An dem nahezu vollständig geborgenen Skelett der 21-Jährigen seien keinerlei "Werkzeugspuren" - etwa von einem Messer - nachgewiesen worden, so Urban. Alle Verletzungen gingen auf ein "Sturzgeschehen" an den roten Felsen zurück, sagte er. Gräffs Wirbelsäule sei durchtrennt gewesen, Teile der Halswirbelsäule gebrochen und gestaucht. "Diese Verletzungen waren tödlich", sagte der Rechtsmediziner.
"Auch er kann nicht ausschließen, dass Gräff in den Tod gestoßen wurde. Er hält es aber für eher unwahrscheinlich. "Wenn ich jemanden hinunterstoßen will, ist die Wahrscheinlichkeit groß, dass er nicht mit den Beinen voran nach unten fällt." Das aber hat Tanja wohl getan. Denn ihr Schädel blieb unverletzt. Gräff ist nicht geradewegs in den Tod gestürzt, hat der Rechtsmediziner herausgefunden. Bei einem Experiment hatten Ermittler lebensgroße Puppen an der Felswand herabgeworfen und stellten fest: Gräff fiel wohl zunächst 26 Meter hinab und prallte dabei mehrfach gegen Felsvorsprünge. Dann blieb sie in einer Astgabel hängen, wo ihre Leiche verweste."

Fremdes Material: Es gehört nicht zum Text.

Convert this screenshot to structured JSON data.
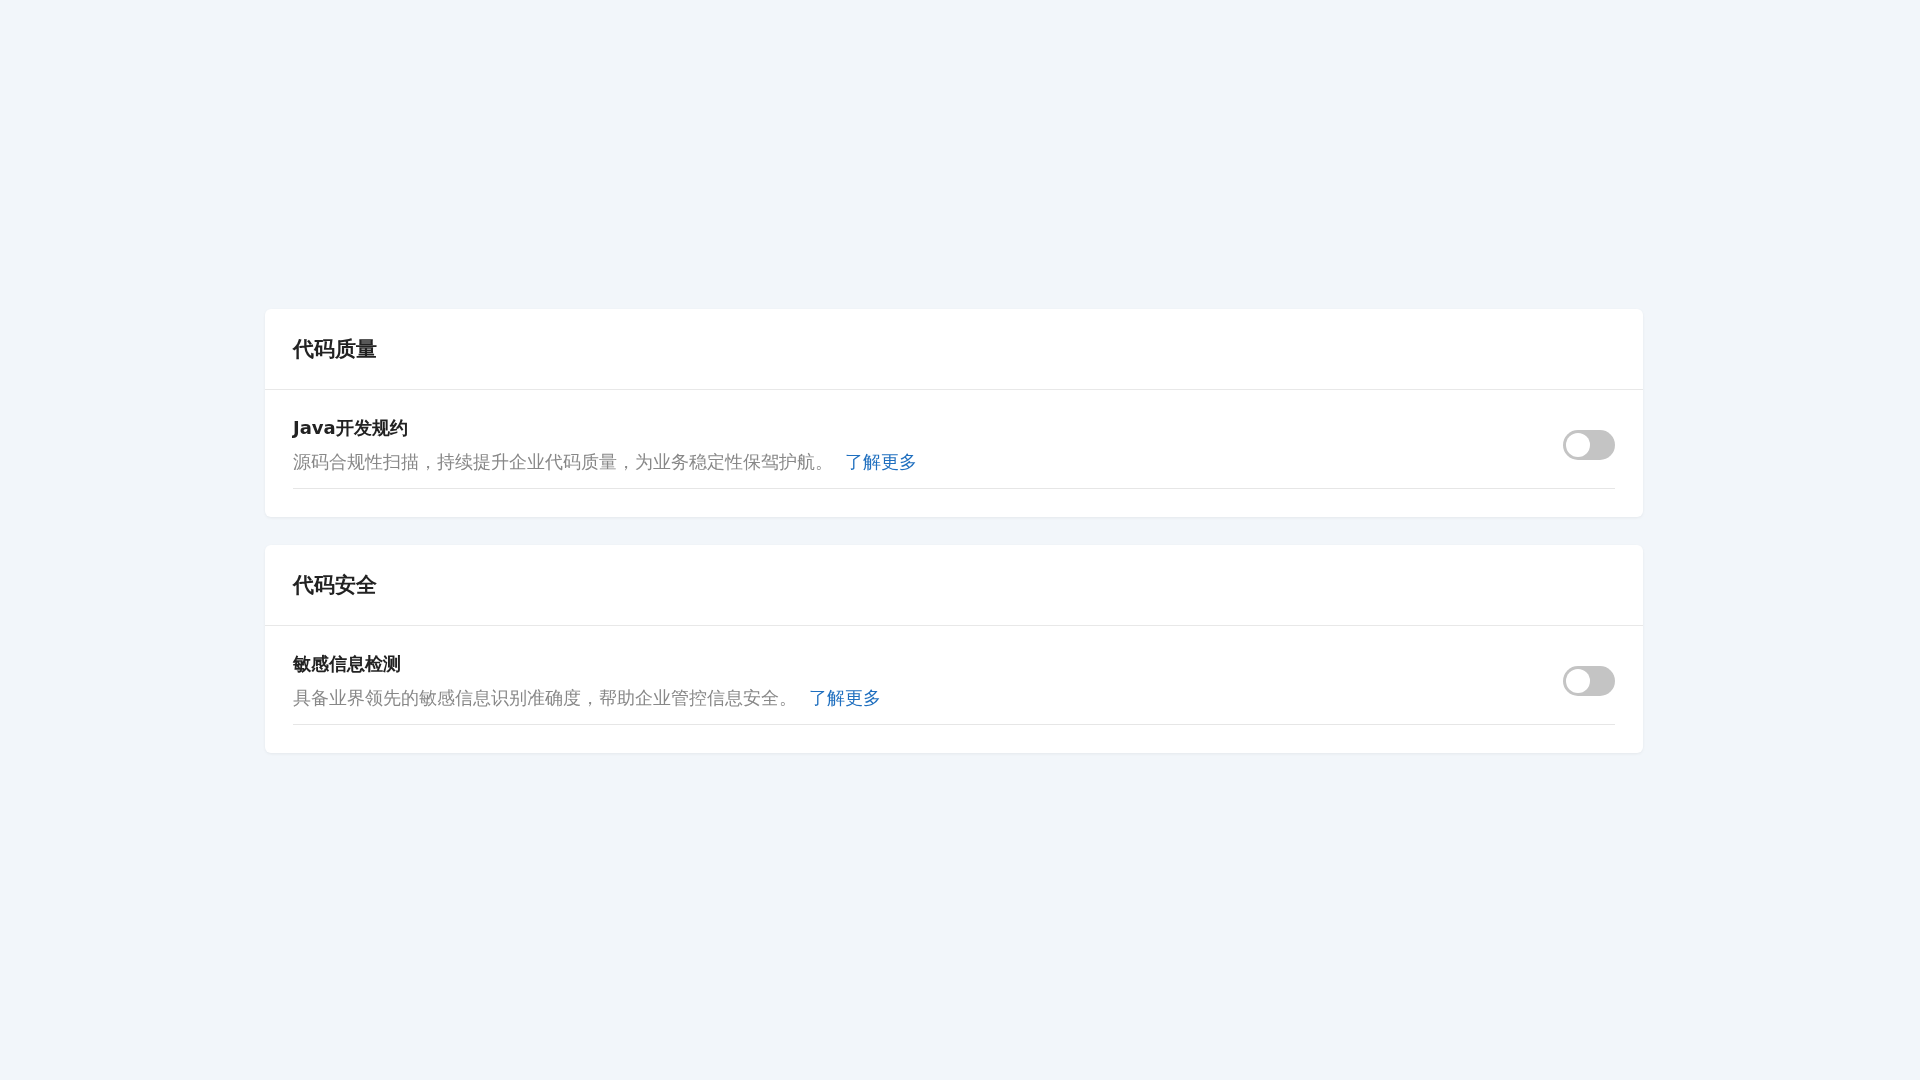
{
  "sections": [
    {
      "title": "代码质量",
      "items": [
        {
          "name": "Java开发规约",
          "description": "源码合规性扫描，持续提升企业代码质量，为业务稳定性保驾护航。",
          "link": "了解更多",
          "on": false
        }
      ]
    },
    {
      "title": "代码安全",
      "items": [
        {
          "name": "敏感信息检测",
          "description": "具备业界领先的敏感信息识别准确度，帮助企业管控信息安全。",
          "link": "了解更多",
          "on": false
        }
      ]
    }
  ]
}
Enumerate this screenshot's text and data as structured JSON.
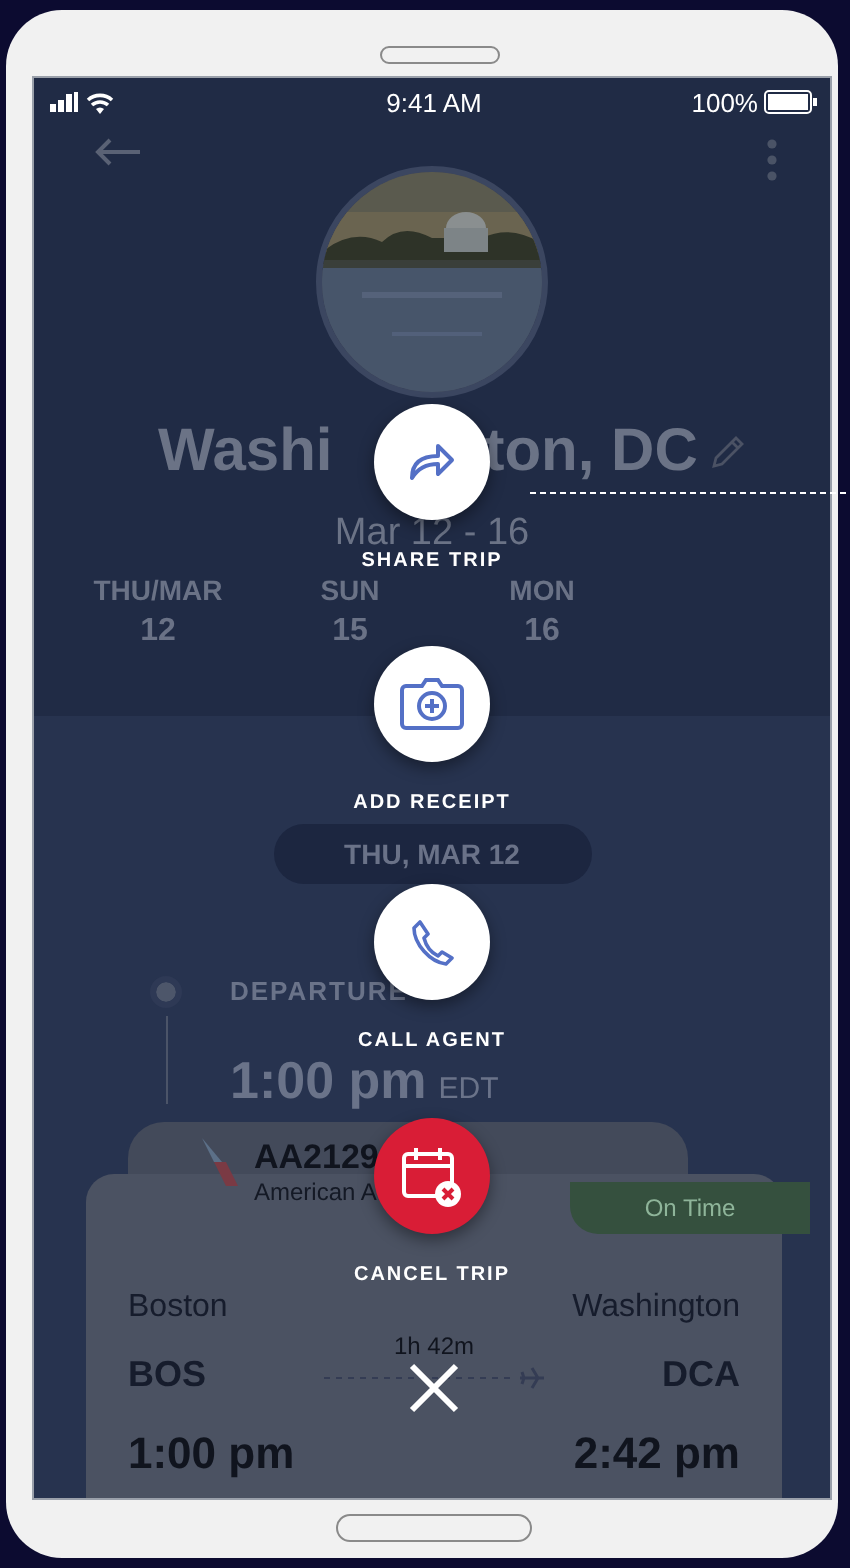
{
  "status_bar": {
    "time": "9:41 AM",
    "battery": "100%"
  },
  "trip": {
    "title_parts": [
      "Washi",
      "ton, DC"
    ],
    "dates": "Mar 12 - 16",
    "days": [
      {
        "day": "THU/MAR",
        "date": "12"
      },
      {
        "day": "SUN",
        "date": "15"
      },
      {
        "day": "MON",
        "date": "16"
      }
    ]
  },
  "date_pill": "THU, MAR 12",
  "departure": {
    "label": "DEPARTURE",
    "time": "1:00 pm",
    "zone": "EDT"
  },
  "flight": {
    "number": "AA2129",
    "airline": "American A",
    "status": "On Time",
    "from_city": "Boston",
    "to_city": "Washington",
    "duration": "1h 42m",
    "from_code": "BOS",
    "to_code": "DCA",
    "depart": "1:00 pm",
    "arrive": "2:42 pm"
  },
  "actions": [
    {
      "label": "SHARE TRIP",
      "kind": "share"
    },
    {
      "label": "ADD RECEIPT",
      "kind": "receipt"
    },
    {
      "label": "CALL AGENT",
      "kind": "call"
    },
    {
      "label": "CANCEL TRIP",
      "kind": "cancel"
    }
  ]
}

"Erst nach einigen Wochen oder Monaten fiel ihr Skelett weiter hinunter. Genau dorthin, wo es Arbeiter unter Blättern und Erde zufällig fanden, unmittelbar hinter einem Apartmenthaus mit mehreren Dutzend Wohnungen. Nein, die Leiche in dem Baum habe man damals bei Suchaktionen auch vom Hubschrauber aus nicht sehen können, sagte der Soko-Leiter Christian Soulier. Vor den Rodungsarbeiten in diesem Jahr hätten Bäume den Felsvorsprung verdeckt. Die Fundstelle war damals von Dornenhecken überwuchert. Dort habe man auch etliche leere kleine Likörfläschchen gefunden, die Gräff wohl in ihrer Umhängetasche trug."
"Ob man noch klären könne, ob es ein Unfall oder ein Verbrechen gewesen sei, sei ungewiss, sagte Oberstaatsanwalt Fritzen. Noch stehe das Ergebnis der Untersuchung von Gräffs Handy aus. "Wir gehen davon aus, dass es gelingen wird, die Daten im Speicher auszulesen", sagte Staatsanwalt Samel. Auch mehr als 800 alte Spuren würden neu ausgelesen, alte und neue Zeugen gehört. 65 neue Hinweise seien seit Mai eingegangen."
"Ungeklärt ist weiter, warum sich Tanja Gräff vom Sommerfest der Fachhochschule entfernt hat und fast einen Kilometer tief in den stockdunklen Wald bis zur Absturzstelle ging. Ihr im Lauf des Abends oft genutztes Handy war zu diesem Zeitpunkt abgeschaltet. Der Waldweg entlang des Steilhangs ist an der Absturzstelle durch einen stabilen, fast 1,40 Meter hohen Zaun geschützt. Ungeklärt ist auch, ob die Studentin das Fest allein oder in Begleitung verließ. Trotz der mehr als 10.000 Festbesucher fand die Polizei dazu keinen Zeugen. Auch der Unbekannte, den zuvor ein Bekannter Tanjas im Lauf des Abends bei der jungen Frau sah und der höchst aggressiv auf Tanjas Bekannten losging, wurde nie ermittelt."
"Auch wenn Gräffs Tod noch viele Frage aufwirft: Für ihre Mutter bedeutet der Abschluss der Untersuchung der Rechtsmedizin, dass sie ihre Tochter endlich beerdigen kann. "Für sie ist es wichtig, dass sie einen Abschluss finden kann und einen Ort zum Trauern bekommt", sagte Waltraud Gräffs Anwalt Detlef Böhm."